Ils ne sauraient également être suivis lorsqu'ils soutiennent que la

municipalité aurait dû exiger un plan 3D des constructions projetées. Les

pièces et indications à fournir avec la demande de permis de construire sont

énumérées à l'art. 69 du règlement d’application de la LATC du 19 septembre

1986 (RLATC; BLV 700.11.1). Or, cette disposition ne mentionne pas les plans 3D.

On relèvera encore sur ce point que, s'agissant de la

perte d'ensoleillement que pourraient subir les recourants, celle-ci n'est pas

protégée par une disposition du RPGA. Il n'existe en outre pas de base légale

qui permettrait à une municipalité d'une commune vaudoise, dans le cadre d'une

procédure relative à un permis de construire, d'exiger

la diminution du volume d'un bâtiment ou une modification de son implantation

afin de garantir le respect d'un ensoleillement minimum pour les habitants

d'une parcelle voisine (cf. arrêts AC.2018.0414 du 16 juillet 2019 consid.

9c/cc; AC.2016.0349 du 14 décembre 2017 consid. 5b; AC.2017.0097 du 15 novembre

2017 consid. 1a/cc; la situation apparaît toutefois différente dans le cadre

d'une procédure de planification, cf. AC.2013.0420 du

31 juillet 2014). Des plans 3D ne sauraient ainsi être exigés au motif qu'ils

pourraient permettre de déterminer l'ombre projetée par les futurs bâtiments.

Pour le surplus, contrairement à ce que soutiennent

les recourants, les informations relatives aux façades et aux tuiles figurant

dans le dossier d'enquête publique respectaient les exigences de la législation

communale et cantonale. On relève notamment que, comme l'indiquent les

recourants C.________ et D.________, la teinte de la façade et la couleur des

stores à rouleau en bois étaient mentionnées dans la demande de permis de

construire, de même que le type de tuiles ainsi que leur couleur (couleur

naturelle). Le Tribunal cantonal a déjà eu l'occasion de préciser à cet égard

que le formulaire de demande de permis de construire doit indiquer la tonalité

de base de la couleur des façades et que la pratique consistant à présenter des

échantillons peu avant l'exécution des travaux de peinture est pour le reste

conforme à la réglementation cantonale relative à l’enquête publique, pour

autant qu’il s’agisse de couleurs usuelles (cf. arrêts AC.2017.0321 du 6

septembre 2018 consid. 2a; AC.2016.0297 du 20 mars 2017 consid. 6a;

AC.2009.0086 du 20 août 2010 consid. 10a). En

l'occurrence, les indications fournies respectaient les exigences en la matière

et ont permis à la municipalité d'exercer valablement son pouvoir

d'appréciation.

c) Pour ce qui est de l'esthétique et de

l'intégration du projet, on peut relever que l'élément essentiel à préserver

dans le secteur du chemin des Molards, selon le PPA, semble être le front de

rue. Or, sauf pour le bâtiment C, qui remplace le bâtiment existant contigu à

celui des recourants, il n'est pas prévu d'implanter les bâtiments projetés en

front de rue. La typologie du bâtiment C reste proche de celle du village et

son traitement architectural est sobre. De manière générale l'architecture du

projet ne pose pas de problème particulier. On note en particulier l'absence de

baies vitrées ou de balcons de grande taille, qui contrasteraient fortement

avec la typologie villageoise. Enfin, on constate que les bâtiments projetés

sont assez proches dans leur volumétrie des bâtiments existants.

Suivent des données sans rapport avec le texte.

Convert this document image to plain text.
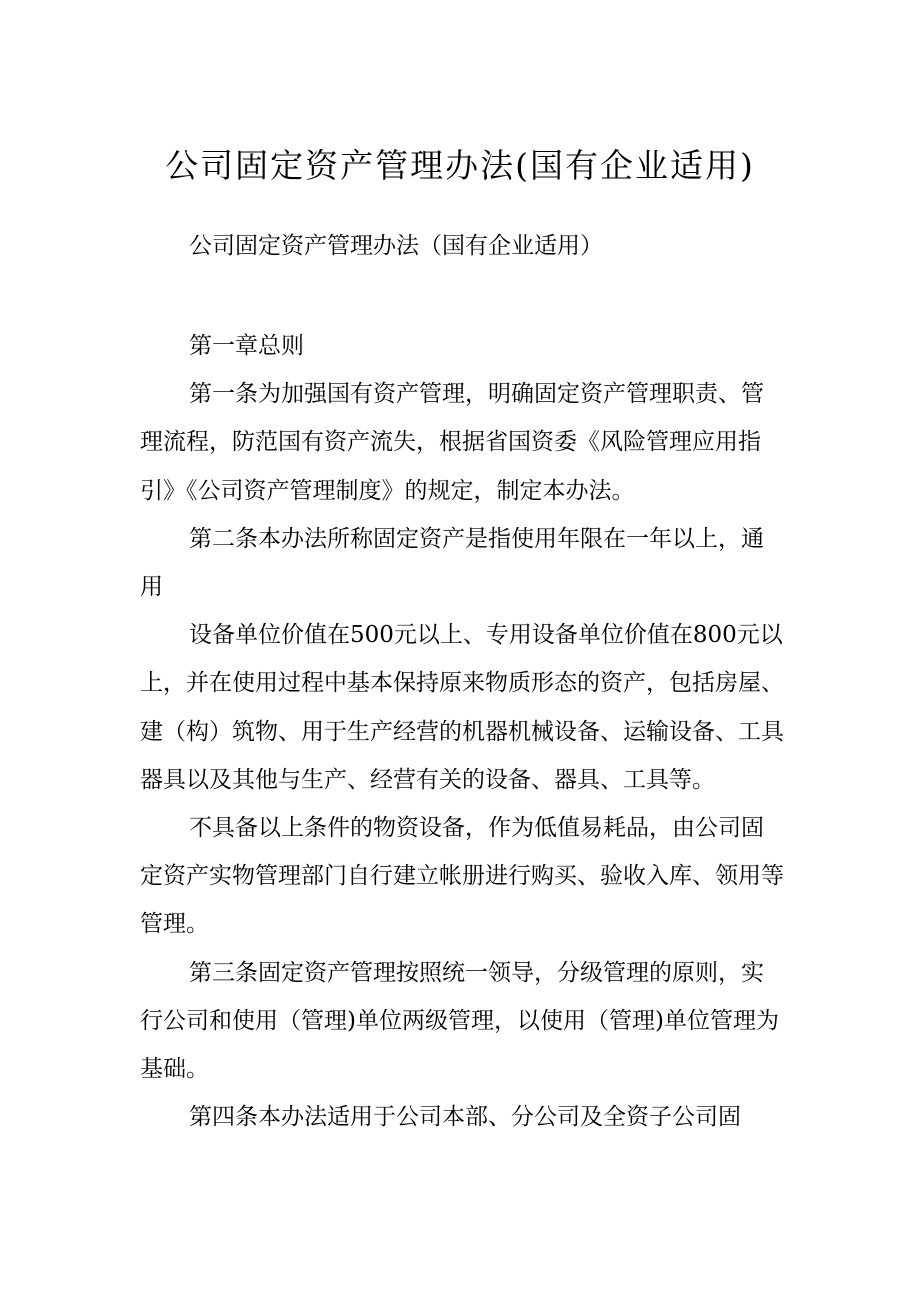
公司固定资产管理办法(国有企业适用)

公司固定资产管理办法（国有企业适用）

第一章总则

第一条为加强国有资产管理，明确固定资产管理职责、管理流程，防范国有资产流失，根据省国资委《风险管理应用指引》《公司资产管理制度》的规定，制定本办法。

第二条本办法所称固定资产是指使用年限在一年以上，通用

设备单位价值在500元以上、专用设备单位价值在800元以上，并在使用过程中基本保持原来物质形态的资产，包括房屋、建（构）筑物、用于生产经营的机器机械设备、运输设备、工具器具以及其他与生产、经营有关的设备、器具、工具等。

不具备以上条件的物资设备，作为低值易耗品，由公司固定资产实物管理部门自行建立帐册进行购买、验收入库、领用等管理。

第三条固定资产管理按照统一领导，分级管理的原则，实行公司和使用（管理)单位两级管理，以使用（管理)单位管理为基础。

第四条本办法适用于公司本部、分公司及全资子公司固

Pour ce qui est de la rampe d'accès, rien n'en sera

visible depuis l'extérieur, la porte du garage étant disposée au droit de la

façade. Partant, celle-ci ne posera pas de problème particulier d'esthétique et

d'intégration.

d) Vu ce qui précède, les griefs des recourants

relatifs à l'esthétique et à l'intégration du projet ne sont pas fondés. Ce

constat ne saurait être remis en cause par les remarques figurant dans

l'Inventaire fédéral des sites construits à protéger en Suisse relatives à la

conservation de la couronne de terrains agricoles existante. D'une part, on

note que le site de Tannay n'a pas été intégré dans la liste des sites d'importance

nationale approuvée par le Conseil fédéral, ce qui implique que ces remarques

n'ont pas de portée juridique, en tous les cas au stade d'une procédure de

permis de construire. On relève d'autre part que l'Inventaire, qui date de

1983, n'a pas empêché que le secteur destiné à accueillir les constructions

litigieuses soit classé en zone à bâtir dans le plan des zones communales, qui

est relativement récent. Partant, ce classement en zone à bâtir ne saurait être

remis en question dans le cadre de la procédure de permis de construire qui

fait l'objet du recours.

6. Les

recourants soutiennent que deux salles de bain dans les bâtiments A et B ne

respectent pas les hauteurs prescrites par les art.75 RPGA et 27 RLATC.

a) Selon l'art. 75 al. 1 RPGA, lorsque les combles

sont utilisés, les pièces devront avoir une hauteur minimale de 2,40 m sur la

moitié de leur surface.

Aux termes de l'art. 27 RLATC, tout local

susceptible de servir à l'habitation ou au travail sédentaire de jour ou de

nuit à une hauteur de 2,40 m au moins entre le plancher et le plafond à

l'exception des espaces de prolongement tels les mezzanines (al. 1). Dans

les combles, la hauteur de 2,40 m doit être respectée au moins sur la moitié de

la surface utilisable; celle-ci n'est comptée qu'à partir d'une hauteur

minimale de 1,30 m sous le plafond ou sous les chevrons (al. 2). Des

exceptions peuvent être consenties par les municipalités pour les

transformations de bâtiments lorsque les planchers existants sont maintenus et

pour les constructions de montagne, à la condition que l'aération soit

suffisante (al. 3). Les plans d'affectation peuvent prévoir une hauteur

inférieure lorsque celle-ci est compensée par d'autres éléments améliorant la

qualité des volumes, de l'espace de l'habitat et des prolongements extérieurs

de celle-ci (al. 4).

Pour être considéré comme "habitable",

un niveau doit se prêter au séjour durable des personnes, que ce soit pour

l'habitation ou le travail (cf. arrêts AC.2017.0090 du 21 décembre 2017

consid. 1b; AC.2015.0296, AC.2015.0297 du 8 février 2017 consid. 7a;

AC.2015.0335 du 19 octobre 2016 consid. 7a).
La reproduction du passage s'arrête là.